More than 1 in 5 current smokers admitted they didn’t want to date a fellow smoker, and more than 4 in 5 nonsmokers wouldn’t consider getting involved with someone who smoked.

The tension between smokers and nonsmokers might be even more intense than the tension between Democrats and Republicans. While political stress in America escalates, nearly 66 percent of Republicans would rather date a Democrat than a smoker, and over 60 percent of Democrats would go out with a conservative in lieu of someone who lights up. If that weren’t telling enough, nearly 1 in 5 nonsmokers would rather date a convicted felon than someone who smokes.

Better decisions for your health and home

The consequences of smoking are real and dangerous—but they go beyond physical health risks. Even smoking in social situations can expose you to hundreds of harmful chemicals that can linger on your clothes and in your home for years. As we found, the consequences of smoking could even cost you when it comes to selling your home or landing a date.

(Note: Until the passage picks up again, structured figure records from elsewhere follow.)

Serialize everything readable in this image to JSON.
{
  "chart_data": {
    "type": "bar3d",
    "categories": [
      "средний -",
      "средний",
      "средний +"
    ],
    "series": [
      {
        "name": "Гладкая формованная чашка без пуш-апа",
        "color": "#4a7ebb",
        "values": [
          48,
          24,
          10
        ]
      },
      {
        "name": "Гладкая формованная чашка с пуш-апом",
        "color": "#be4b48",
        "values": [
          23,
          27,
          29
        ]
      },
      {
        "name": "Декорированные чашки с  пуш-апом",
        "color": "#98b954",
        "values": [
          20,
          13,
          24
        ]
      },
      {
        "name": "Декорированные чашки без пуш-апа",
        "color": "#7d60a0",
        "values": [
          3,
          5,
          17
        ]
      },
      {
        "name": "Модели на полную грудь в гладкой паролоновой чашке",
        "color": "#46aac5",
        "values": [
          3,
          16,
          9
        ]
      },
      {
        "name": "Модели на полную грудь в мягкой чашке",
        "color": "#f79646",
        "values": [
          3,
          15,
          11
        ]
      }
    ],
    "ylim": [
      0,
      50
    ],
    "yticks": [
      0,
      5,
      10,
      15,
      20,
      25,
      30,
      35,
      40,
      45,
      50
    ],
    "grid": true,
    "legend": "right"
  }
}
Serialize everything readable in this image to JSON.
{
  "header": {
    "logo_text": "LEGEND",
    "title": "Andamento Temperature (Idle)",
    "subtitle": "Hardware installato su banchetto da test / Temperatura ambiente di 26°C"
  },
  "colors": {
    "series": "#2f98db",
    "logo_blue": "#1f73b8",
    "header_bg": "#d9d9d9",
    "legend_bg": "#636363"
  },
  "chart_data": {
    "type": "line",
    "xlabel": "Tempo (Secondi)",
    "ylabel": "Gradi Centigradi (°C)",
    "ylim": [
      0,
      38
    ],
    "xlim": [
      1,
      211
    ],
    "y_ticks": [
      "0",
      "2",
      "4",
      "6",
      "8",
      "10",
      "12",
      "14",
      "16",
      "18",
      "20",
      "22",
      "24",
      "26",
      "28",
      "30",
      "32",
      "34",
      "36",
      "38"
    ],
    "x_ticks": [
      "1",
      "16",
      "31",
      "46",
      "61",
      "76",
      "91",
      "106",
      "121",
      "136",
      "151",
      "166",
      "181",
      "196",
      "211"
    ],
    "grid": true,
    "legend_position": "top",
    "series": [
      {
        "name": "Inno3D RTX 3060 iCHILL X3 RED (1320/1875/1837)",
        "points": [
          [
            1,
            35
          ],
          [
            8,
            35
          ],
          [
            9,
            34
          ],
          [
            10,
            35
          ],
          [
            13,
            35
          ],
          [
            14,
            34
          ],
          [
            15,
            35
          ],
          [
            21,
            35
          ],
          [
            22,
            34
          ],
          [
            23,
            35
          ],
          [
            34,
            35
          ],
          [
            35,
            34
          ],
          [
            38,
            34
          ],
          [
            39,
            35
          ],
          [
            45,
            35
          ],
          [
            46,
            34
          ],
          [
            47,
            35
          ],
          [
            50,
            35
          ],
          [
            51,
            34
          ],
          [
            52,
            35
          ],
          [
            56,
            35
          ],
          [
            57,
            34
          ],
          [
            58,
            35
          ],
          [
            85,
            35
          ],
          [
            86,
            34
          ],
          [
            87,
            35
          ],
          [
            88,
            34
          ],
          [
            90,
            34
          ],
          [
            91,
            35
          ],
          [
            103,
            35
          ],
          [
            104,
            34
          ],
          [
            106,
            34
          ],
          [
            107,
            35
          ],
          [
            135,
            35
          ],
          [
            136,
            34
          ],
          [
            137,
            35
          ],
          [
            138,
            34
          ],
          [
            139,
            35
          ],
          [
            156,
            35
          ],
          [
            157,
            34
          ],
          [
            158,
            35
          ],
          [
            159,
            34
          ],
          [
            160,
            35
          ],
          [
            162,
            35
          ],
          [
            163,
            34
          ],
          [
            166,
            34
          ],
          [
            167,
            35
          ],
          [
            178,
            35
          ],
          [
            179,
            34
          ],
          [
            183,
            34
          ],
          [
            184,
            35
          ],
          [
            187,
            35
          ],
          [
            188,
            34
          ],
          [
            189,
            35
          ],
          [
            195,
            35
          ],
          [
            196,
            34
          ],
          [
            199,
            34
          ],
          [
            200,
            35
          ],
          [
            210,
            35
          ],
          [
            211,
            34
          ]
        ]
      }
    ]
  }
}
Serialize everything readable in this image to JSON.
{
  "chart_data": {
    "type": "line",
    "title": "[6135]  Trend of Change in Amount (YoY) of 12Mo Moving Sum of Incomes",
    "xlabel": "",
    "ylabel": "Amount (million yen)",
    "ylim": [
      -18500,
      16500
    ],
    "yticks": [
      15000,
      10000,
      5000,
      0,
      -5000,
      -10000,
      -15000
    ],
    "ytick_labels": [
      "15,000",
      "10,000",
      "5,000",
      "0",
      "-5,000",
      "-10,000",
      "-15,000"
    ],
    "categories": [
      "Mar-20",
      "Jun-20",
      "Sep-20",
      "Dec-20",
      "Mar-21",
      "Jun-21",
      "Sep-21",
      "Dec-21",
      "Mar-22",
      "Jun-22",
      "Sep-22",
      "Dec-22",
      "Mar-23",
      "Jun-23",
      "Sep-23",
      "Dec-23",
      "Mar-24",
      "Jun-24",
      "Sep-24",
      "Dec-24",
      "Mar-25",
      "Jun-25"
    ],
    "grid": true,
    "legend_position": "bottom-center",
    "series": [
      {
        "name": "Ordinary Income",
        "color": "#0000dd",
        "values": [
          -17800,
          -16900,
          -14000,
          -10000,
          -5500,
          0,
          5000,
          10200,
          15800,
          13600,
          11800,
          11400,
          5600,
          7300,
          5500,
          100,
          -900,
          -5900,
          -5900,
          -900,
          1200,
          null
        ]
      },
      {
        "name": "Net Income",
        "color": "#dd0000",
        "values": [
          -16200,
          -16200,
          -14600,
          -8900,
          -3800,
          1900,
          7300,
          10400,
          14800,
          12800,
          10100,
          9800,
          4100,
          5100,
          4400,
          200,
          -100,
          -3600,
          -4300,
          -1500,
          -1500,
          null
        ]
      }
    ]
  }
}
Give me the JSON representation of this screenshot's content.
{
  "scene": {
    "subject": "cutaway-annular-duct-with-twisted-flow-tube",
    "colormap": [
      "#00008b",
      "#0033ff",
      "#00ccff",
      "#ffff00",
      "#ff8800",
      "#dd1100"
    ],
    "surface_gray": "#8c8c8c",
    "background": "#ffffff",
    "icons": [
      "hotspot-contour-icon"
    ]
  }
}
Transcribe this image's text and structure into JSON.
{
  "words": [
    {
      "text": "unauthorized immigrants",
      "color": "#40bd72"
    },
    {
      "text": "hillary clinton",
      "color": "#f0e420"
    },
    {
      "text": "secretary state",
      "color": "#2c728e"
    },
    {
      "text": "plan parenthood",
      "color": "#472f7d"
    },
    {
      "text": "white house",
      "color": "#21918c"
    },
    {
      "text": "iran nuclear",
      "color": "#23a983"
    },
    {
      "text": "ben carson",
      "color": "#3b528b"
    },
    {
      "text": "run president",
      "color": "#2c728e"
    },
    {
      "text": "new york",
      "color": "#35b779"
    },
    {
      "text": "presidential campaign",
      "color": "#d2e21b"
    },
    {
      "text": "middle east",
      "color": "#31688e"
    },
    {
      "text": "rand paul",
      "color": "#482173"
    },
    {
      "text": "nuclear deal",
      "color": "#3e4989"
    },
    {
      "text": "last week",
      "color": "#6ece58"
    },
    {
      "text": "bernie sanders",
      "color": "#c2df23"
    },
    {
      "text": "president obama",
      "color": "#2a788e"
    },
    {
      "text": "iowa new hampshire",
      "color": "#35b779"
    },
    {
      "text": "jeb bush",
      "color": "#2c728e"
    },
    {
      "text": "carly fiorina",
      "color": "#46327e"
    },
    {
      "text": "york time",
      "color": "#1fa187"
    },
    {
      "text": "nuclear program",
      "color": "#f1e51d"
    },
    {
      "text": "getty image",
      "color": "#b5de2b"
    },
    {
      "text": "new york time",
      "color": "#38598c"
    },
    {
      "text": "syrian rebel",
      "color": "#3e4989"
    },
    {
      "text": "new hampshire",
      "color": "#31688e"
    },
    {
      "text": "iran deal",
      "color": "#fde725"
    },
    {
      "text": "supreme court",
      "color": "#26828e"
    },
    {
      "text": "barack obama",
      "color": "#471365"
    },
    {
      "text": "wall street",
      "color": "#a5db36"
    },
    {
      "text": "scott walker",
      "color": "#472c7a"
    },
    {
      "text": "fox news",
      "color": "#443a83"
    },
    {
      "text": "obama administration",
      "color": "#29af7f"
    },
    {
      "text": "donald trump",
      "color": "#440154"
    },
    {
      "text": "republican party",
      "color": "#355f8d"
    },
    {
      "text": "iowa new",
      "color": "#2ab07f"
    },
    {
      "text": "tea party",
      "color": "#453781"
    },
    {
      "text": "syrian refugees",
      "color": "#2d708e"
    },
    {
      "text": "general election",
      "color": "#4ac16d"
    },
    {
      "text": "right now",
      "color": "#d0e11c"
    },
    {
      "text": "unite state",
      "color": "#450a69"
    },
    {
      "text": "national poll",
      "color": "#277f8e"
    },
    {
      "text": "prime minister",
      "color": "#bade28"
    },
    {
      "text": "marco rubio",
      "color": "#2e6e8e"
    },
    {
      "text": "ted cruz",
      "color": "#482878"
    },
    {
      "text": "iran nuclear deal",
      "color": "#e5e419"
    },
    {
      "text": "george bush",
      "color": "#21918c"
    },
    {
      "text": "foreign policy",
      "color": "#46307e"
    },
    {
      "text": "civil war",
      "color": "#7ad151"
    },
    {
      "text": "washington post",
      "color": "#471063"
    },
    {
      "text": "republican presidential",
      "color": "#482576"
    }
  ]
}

Just like your personal health, we all want the best for our homes. That’s why Porch has your back, no matter what tasks are waiting for completion on your to-do list. By connecting you with home renovation experts in your area, there’s nothing you can’t accomplish with Porch on your side. Need something small like an appliance installation or something large like a window replacement? Visit Porch now to learn more.

Methodology

To compile the data used in this study, we surveyed 1,009 people about their smoking habits. The data consisted of 507 men, 490 women, and 12 who did not choose either gender. Of the 1,009 people, 658 were current smokers, 145 were former smokers, and 206 had never been smokers.

Because the study relies on a survey, common drawbacks of surveys—such as relying on self-reported data—may be present. In all cases, we did our best to remain objective and present the data as collected, including self-reported data.